Foundation and early years (1898–1918)
Producing cars since late 1898, the Renault corporation was founded in 1899 as Société Renault Frères by Louis Renault, his brothers Marcel and Fernand, and his friends Thomas Evert and Julian Wyer. Louis was a bright, aspiring young engineer who had already designed and built several models before teaming up with his brothers, who had honed their business skills working for their father's textiles firm. While Louis handled design and production, Marcel and Fernand handled company management.
The first Renault car, the Renault Voiturette 1CV was sold to a friend of Louis' father after giving him a test ride on 24 December 1898. The client was so impressed with the way the tiny car ran and how it climbed the streets that he bought it.

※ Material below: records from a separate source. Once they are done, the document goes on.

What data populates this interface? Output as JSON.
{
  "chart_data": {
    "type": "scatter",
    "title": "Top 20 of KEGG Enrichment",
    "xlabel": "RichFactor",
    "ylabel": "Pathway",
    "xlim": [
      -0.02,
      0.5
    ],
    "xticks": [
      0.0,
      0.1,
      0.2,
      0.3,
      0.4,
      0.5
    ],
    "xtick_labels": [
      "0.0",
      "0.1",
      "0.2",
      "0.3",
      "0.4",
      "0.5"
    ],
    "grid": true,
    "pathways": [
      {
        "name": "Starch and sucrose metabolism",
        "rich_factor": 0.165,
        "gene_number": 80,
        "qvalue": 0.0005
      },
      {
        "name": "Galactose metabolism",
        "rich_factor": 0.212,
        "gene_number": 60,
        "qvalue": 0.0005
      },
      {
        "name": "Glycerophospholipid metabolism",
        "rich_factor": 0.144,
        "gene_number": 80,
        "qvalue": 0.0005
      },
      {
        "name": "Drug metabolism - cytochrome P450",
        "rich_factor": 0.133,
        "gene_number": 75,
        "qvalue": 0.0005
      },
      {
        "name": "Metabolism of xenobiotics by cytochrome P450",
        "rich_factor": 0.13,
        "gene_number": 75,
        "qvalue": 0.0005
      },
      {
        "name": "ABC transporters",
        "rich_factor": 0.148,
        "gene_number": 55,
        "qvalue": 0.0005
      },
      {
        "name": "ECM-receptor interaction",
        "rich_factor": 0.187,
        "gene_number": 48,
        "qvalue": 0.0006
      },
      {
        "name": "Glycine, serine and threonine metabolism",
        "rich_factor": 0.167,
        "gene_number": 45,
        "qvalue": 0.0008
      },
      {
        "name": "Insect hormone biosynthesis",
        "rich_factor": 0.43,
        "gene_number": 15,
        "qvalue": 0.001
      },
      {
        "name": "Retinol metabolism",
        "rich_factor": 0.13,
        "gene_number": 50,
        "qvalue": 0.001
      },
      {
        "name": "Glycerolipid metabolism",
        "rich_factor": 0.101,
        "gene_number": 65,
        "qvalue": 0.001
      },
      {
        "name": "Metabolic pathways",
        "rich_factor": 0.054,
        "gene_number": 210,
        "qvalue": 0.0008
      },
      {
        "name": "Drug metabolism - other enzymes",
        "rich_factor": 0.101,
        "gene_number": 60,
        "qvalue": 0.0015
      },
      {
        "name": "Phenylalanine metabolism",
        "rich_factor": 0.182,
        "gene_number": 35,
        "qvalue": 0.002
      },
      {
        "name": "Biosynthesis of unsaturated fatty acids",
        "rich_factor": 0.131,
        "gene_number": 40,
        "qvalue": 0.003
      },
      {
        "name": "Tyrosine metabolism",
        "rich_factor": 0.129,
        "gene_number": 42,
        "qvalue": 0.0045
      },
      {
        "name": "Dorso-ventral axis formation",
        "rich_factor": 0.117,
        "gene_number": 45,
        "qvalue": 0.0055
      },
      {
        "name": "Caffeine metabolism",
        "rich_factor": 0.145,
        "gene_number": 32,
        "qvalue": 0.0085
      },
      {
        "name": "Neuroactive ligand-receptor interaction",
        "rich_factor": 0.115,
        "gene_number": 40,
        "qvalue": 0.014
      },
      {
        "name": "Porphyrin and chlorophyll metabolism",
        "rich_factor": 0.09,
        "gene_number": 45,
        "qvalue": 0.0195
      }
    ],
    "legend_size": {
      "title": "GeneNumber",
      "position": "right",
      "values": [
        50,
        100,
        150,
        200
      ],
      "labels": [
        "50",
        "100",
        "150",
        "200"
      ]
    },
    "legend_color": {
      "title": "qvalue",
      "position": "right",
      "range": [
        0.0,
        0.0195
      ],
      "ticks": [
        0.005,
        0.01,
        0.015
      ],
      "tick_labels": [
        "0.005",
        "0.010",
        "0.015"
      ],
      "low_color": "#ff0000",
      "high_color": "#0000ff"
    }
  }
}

The brothers immediately recognised the publicity that could be obtained for their vehicles by participation in motor racing and Renault made itself known through achieving instant success in the first city-to-city races held in Switzerland, resulting in rapid expansion for the company. Both Louis and Marcel Renault raced company vehicles, but Marcel was killed in an accident during the 1903 Paris-Madrid race. Although Louis Renault never raced again, his company remained very involved, including Ferenc Szisz winning the first ever Grand Prix motor racing event in a Renault AK 90CV in 1906. Louis was to take full control of the company as the only remaining brother in 1906 when Fernand retired for health reasons.
The Renault reputation for innovation was fostered from very early on. In 1899, Renault launched the first production sedan car. At the time, cars were very much luxury items, and the price of the smallest Renaults available being 3000 francs reflected this; an amount it would take ten years for the average worker at the time to earn. As well as cars, Renault manufactured taxis, buses and commercial cargo vehicles in the pre-war years, and during World War I (1914–18) branched out into ammunition, military airplanes and vehicles such as the revolutionary Renault FT-17 tank. Company's military designs were so successful that Renault himself was honoured by the Allies for his company's contributions to their victory. By the end of the war, Renault was the number one private manufacturer in France.